Par Michel Dufour
Date de publication originale : 2014 (Textes et Contextes)
Genre : Thriller géographique
Personnage principal : Réal Beauregard, exécuteur errant
J’avais bien aimé Mafia Blues, le roman précédent de Draper. Son héros, Réal Beauregard, est un ex-tueur à gages, sympathique dans la mesure où il n’acceptait de tuer que des gens qui le méritaient, bon musicien de jazz (contrebasse), efficace (expert en jiu-jitsu et au tir). Depuis le moment où il n’a pas respecté un contrat (une jeune femme qui ne méritait pas d’être exécutée et dont il est tombé amoureux), il est poursuivi par les mafias australiennes, mexicaines et siciliano-québécoises. L’assassinat de la femme qu’il aimait (Rosalie) l’incite à revenir au Québec et à éliminer le parrain qui l’avait jadis engagé et qui le poursuit maintenant à travers le monde.
Après avoir été dépisté même aux Seychelles, Beauregard se retrouve au Brésil où, malgré un pied à terre à Rio, il recherche un village bien tranquille pour se faire oublier. Une agréable rencontre l’entraîne dans le paisible village minier de Florès, où il s’engage à protéger la famille Silveira pendant quelques jours : le grand-père Heitor, propriétaire de la mine de tourmaline; sa fille Clara que Réal aime beaucoup; et le jeune Fernando, jeune fils de Clara, que Réal aime beaucoup aussi.
Le chef de la sécurité de la mine se fait tuer; deux autres vont suivre. Notre cavalier solitaire enquête, sans se fier au chef de police Pepe Vargas, une grosse nuisance, et se rend bientôt compte que trois groupes dangereux se disputent la mine : le caïd Joe Barbosa, qui utilise les pierres de tourmaline pour blanchir de l’argent, le riche négociant Rubem Cardozo, qui vise à s’accaparer le marché de la tourmaline dans tout le Brésil; et le magnat nigérien King Wole Kuti, qui cherche à créer et à dominer le cartel mondial de la tourmaline. Pour faire pression sur Heitor, qui ne veut pas céder la mine qui assure la survie de tous les citoyens de son village, on ira jusqu’à enlever le jeune Fernando.
Beauregard doit renoncer aux plages tranquilles et aux caresses de Clara. Il supporte mal que ses nouveaux amis soient menacés par des puissances impitoyables qui ne respectent que l’argent. Mais comment régler ce problème quand on est seul avec un Glock 17 semi-automatique ?
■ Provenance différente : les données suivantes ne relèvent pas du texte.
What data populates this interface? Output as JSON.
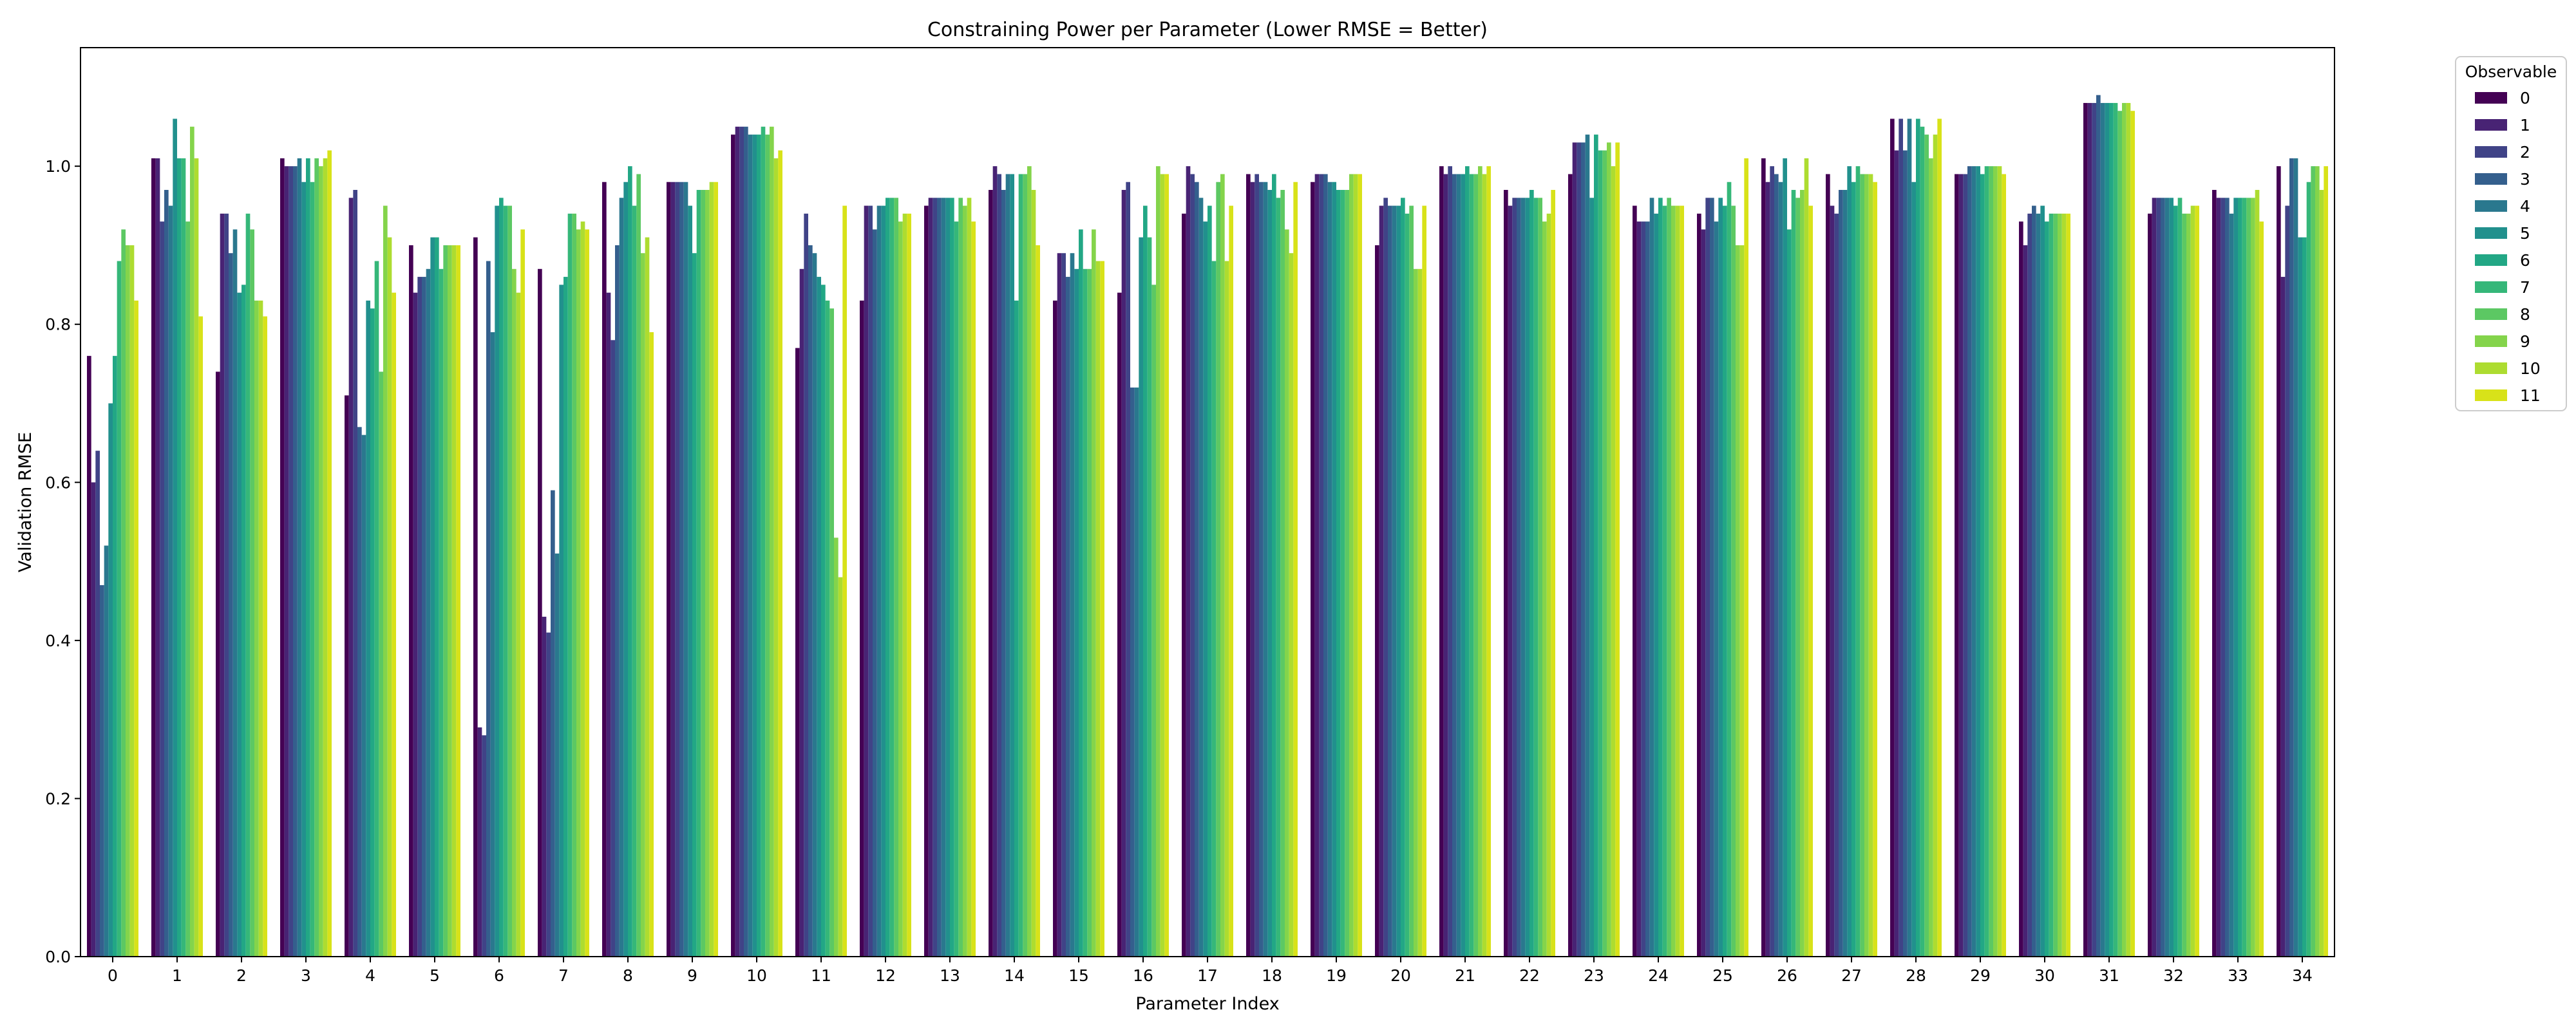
{
  "chart_data": {
    "type": "bar",
    "title": "Constraining Power per Parameter (Lower RMSE = Better)",
    "xlabel": "Parameter Index",
    "ylabel": "Validation RMSE",
    "ylim": [
      0,
      1.15
    ],
    "yticks": [
      "0.0",
      "0.2",
      "0.4",
      "0.6",
      "0.8",
      "1.0"
    ],
    "grid": false,
    "legend": {
      "title": "Observable",
      "placement": "outside-top-right"
    },
    "categories": [
      "0",
      "1",
      "2",
      "3",
      "4",
      "5",
      "6",
      "7",
      "8",
      "9",
      "10",
      "11",
      "12",
      "13",
      "14",
      "15",
      "16",
      "17",
      "18",
      "19",
      "20",
      "21",
      "22",
      "23",
      "24",
      "25",
      "26",
      "27",
      "28",
      "29",
      "30",
      "31",
      "32",
      "33",
      "34"
    ],
    "series": [
      {
        "name": "0",
        "color": "#440154",
        "values": [
          0.76,
          1.01,
          0.74,
          1.01,
          0.71,
          0.9,
          0.91,
          0.87,
          0.98,
          0.98,
          1.04,
          0.77,
          0.83,
          0.95,
          0.97,
          0.83,
          0.84,
          0.94,
          0.99,
          0.98,
          0.9,
          1.0,
          0.97,
          0.99,
          0.95,
          0.94,
          1.01,
          0.99,
          1.06,
          0.99,
          0.93,
          1.08,
          0.94,
          0.97,
          1.0
        ]
      },
      {
        "name": "1",
        "color": "#482374",
        "values": [
          0.6,
          1.01,
          0.94,
          1.0,
          0.96,
          0.84,
          0.29,
          0.43,
          0.84,
          0.98,
          1.05,
          0.87,
          0.95,
          0.96,
          1.0,
          0.89,
          0.97,
          1.0,
          0.98,
          0.99,
          0.95,
          0.99,
          0.95,
          1.03,
          0.93,
          0.92,
          0.98,
          0.95,
          1.02,
          0.99,
          0.9,
          1.08,
          0.96,
          0.96,
          0.86
        ]
      },
      {
        "name": "2",
        "color": "#404387",
        "values": [
          0.64,
          0.93,
          0.94,
          1.0,
          0.97,
          0.86,
          0.28,
          0.41,
          0.78,
          0.98,
          1.05,
          0.94,
          0.95,
          0.96,
          0.99,
          0.89,
          0.98,
          0.99,
          0.99,
          0.99,
          0.96,
          1.0,
          0.96,
          1.03,
          0.93,
          0.96,
          1.0,
          0.94,
          1.06,
          0.99,
          0.94,
          1.08,
          0.96,
          0.96,
          0.95
        ]
      },
      {
        "name": "3",
        "color": "#345f8d",
        "values": [
          0.47,
          0.97,
          0.89,
          1.0,
          0.67,
          0.86,
          0.88,
          0.59,
          0.9,
          0.98,
          1.05,
          0.9,
          0.92,
          0.96,
          0.97,
          0.86,
          0.72,
          0.98,
          0.98,
          0.99,
          0.95,
          0.99,
          0.96,
          1.03,
          0.93,
          0.96,
          0.99,
          0.97,
          1.02,
          1.0,
          0.95,
          1.09,
          0.96,
          0.96,
          1.01
        ]
      },
      {
        "name": "4",
        "color": "#2a788e",
        "values": [
          0.52,
          0.95,
          0.92,
          1.01,
          0.66,
          0.87,
          0.79,
          0.51,
          0.96,
          0.98,
          1.04,
          0.89,
          0.95,
          0.96,
          0.99,
          0.89,
          0.72,
          0.96,
          0.98,
          0.98,
          0.95,
          0.99,
          0.96,
          1.04,
          0.96,
          0.93,
          0.98,
          0.97,
          1.06,
          1.0,
          0.94,
          1.08,
          0.96,
          0.94,
          1.01
        ]
      },
      {
        "name": "5",
        "color": "#21908d",
        "values": [
          0.7,
          1.06,
          0.84,
          0.98,
          0.83,
          0.91,
          0.95,
          0.85,
          0.98,
          0.95,
          1.04,
          0.86,
          0.95,
          0.96,
          0.99,
          0.87,
          0.91,
          0.93,
          0.97,
          0.98,
          0.95,
          0.99,
          0.96,
          0.96,
          0.94,
          0.96,
          1.01,
          1.0,
          0.98,
          1.0,
          0.95,
          1.08,
          0.96,
          0.96,
          0.91
        ]
      },
      {
        "name": "6",
        "color": "#22a785",
        "values": [
          0.76,
          1.01,
          0.85,
          1.01,
          0.82,
          0.91,
          0.96,
          0.86,
          1.0,
          0.89,
          1.04,
          0.85,
          0.96,
          0.96,
          0.83,
          0.92,
          0.95,
          0.95,
          0.99,
          0.97,
          0.96,
          1.0,
          0.97,
          1.04,
          0.96,
          0.95,
          0.92,
          0.98,
          1.06,
          0.99,
          0.93,
          1.08,
          0.95,
          0.96,
          0.91
        ]
      },
      {
        "name": "7",
        "color": "#35b779",
        "values": [
          0.88,
          1.01,
          0.94,
          0.98,
          0.88,
          0.87,
          0.95,
          0.94,
          0.95,
          0.97,
          1.05,
          0.83,
          0.96,
          0.93,
          0.99,
          0.87,
          0.91,
          0.88,
          0.96,
          0.97,
          0.94,
          0.99,
          0.96,
          1.02,
          0.95,
          0.98,
          0.97,
          1.0,
          1.05,
          1.0,
          0.94,
          1.08,
          0.96,
          0.96,
          0.98
        ]
      },
      {
        "name": "8",
        "color": "#5cc863",
        "values": [
          0.92,
          0.93,
          0.92,
          1.01,
          0.74,
          0.9,
          0.95,
          0.94,
          0.99,
          0.97,
          1.04,
          0.82,
          0.96,
          0.96,
          0.99,
          0.87,
          0.85,
          0.98,
          0.97,
          0.97,
          0.95,
          0.99,
          0.96,
          1.02,
          0.96,
          0.95,
          0.96,
          0.99,
          1.04,
          1.0,
          0.94,
          1.07,
          0.94,
          0.96,
          1.0
        ]
      },
      {
        "name": "9",
        "color": "#84d44b",
        "values": [
          0.9,
          1.05,
          0.83,
          1.0,
          0.95,
          0.9,
          0.87,
          0.92,
          0.89,
          0.97,
          1.05,
          0.53,
          0.93,
          0.95,
          1.0,
          0.92,
          1.0,
          0.99,
          0.92,
          0.99,
          0.87,
          1.0,
          0.93,
          1.03,
          0.95,
          0.9,
          0.97,
          0.99,
          1.01,
          1.0,
          0.94,
          1.08,
          0.94,
          0.96,
          1.0
        ]
      },
      {
        "name": "10",
        "color": "#addc30",
        "values": [
          0.9,
          1.01,
          0.83,
          1.01,
          0.91,
          0.9,
          0.84,
          0.93,
          0.91,
          0.98,
          1.01,
          0.48,
          0.94,
          0.96,
          0.97,
          0.88,
          0.99,
          0.88,
          0.89,
          0.99,
          0.87,
          0.99,
          0.94,
          1.0,
          0.95,
          0.9,
          1.01,
          0.99,
          1.04,
          1.0,
          0.94,
          1.08,
          0.95,
          0.97,
          0.97
        ]
      },
      {
        "name": "11",
        "color": "#d8e219",
        "values": [
          0.83,
          0.81,
          0.81,
          1.02,
          0.84,
          0.9,
          0.92,
          0.92,
          0.79,
          0.98,
          1.02,
          0.95,
          0.94,
          0.93,
          0.9,
          0.88,
          0.99,
          0.95,
          0.98,
          0.99,
          0.95,
          1.0,
          0.97,
          1.03,
          0.95,
          1.01,
          0.95,
          0.98,
          1.06,
          0.99,
          0.94,
          1.07,
          0.95,
          0.93,
          1.0
        ]
      }
    ]
  }
}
C’est un peu surprenant de faire la connaissance d’un Québécois de Saint-Tite dont la réputation de tueur à gages lui a permis de travailler pour Big Joey Scalpino, le parrain de la mafia sicilienne au Québec. D’autant plus que ses exploits en font une sorte de James Bond très convaincant.
Une fois la surprise passée, et une fois qu’on s’est attaché à cet artiste québécois (contrebasse et Glock), très sensible et, en un sens, très moral, on n’a plus qu’à le suivre avec plaisir dans ses aventures. Draper, expert-conseil en développement international, nous entraîne dans des pays qu’il connaît bien et qu’il aime : les odeurs et les saveurs typiques, les habitudes de vie particulières, les paysages à couper le souffle. Ses romans se prêteraient bien à des films. Il stimule l’intérêt de toute personne qui a l’imagination visuelle le moindrement développée.
L’intrigue est celle d’un roman d’aventures. Ici une sorte de Lone Ranger, de ronin efficace (pensons aux films de Kobayashi et de Kurosawa, et aux adaptations Leone-Eastwood), qui finit par affronter et vaincre des adversaires redoutables. Il y a un peu de Tintin là-dedans. Pas certain que tous les lecteurs accepteront de jouer le jeu, même si l’histoire est bien montée.
Pour moi, ce fut encore un bon moment à passer.
Extrait :
Ma liaison avec Clara était certes agréable, mais elle ne pouvait durer. En raison de toutes les menaces qui pesaient sur moi, mes jours à Florès étaient comptés et il allait falloir que je trouve rapidement une façon de tirer ma révérence sans causer trop de dommage à sa sensibilité. Quant à moi, je pouvais disparaître sans déchirements profonds puisqu’il ne m’était jamais venu à l’esprit de considérer notre amitié et nos premiers ébats comme le début d’une histoire d’amour. Malgré la beauté et l’intelligence de Clara, ma passion s’appelait encore Rosalie : je pensais à elle au quotidien et elle me manquait cruellement. Et puis, je brûlais plus que jamais d’envie de retrouver ma contrebasse pour lui faire chanter toutes mes émotions et, surtout, lui faire crier toutes mes angoisses.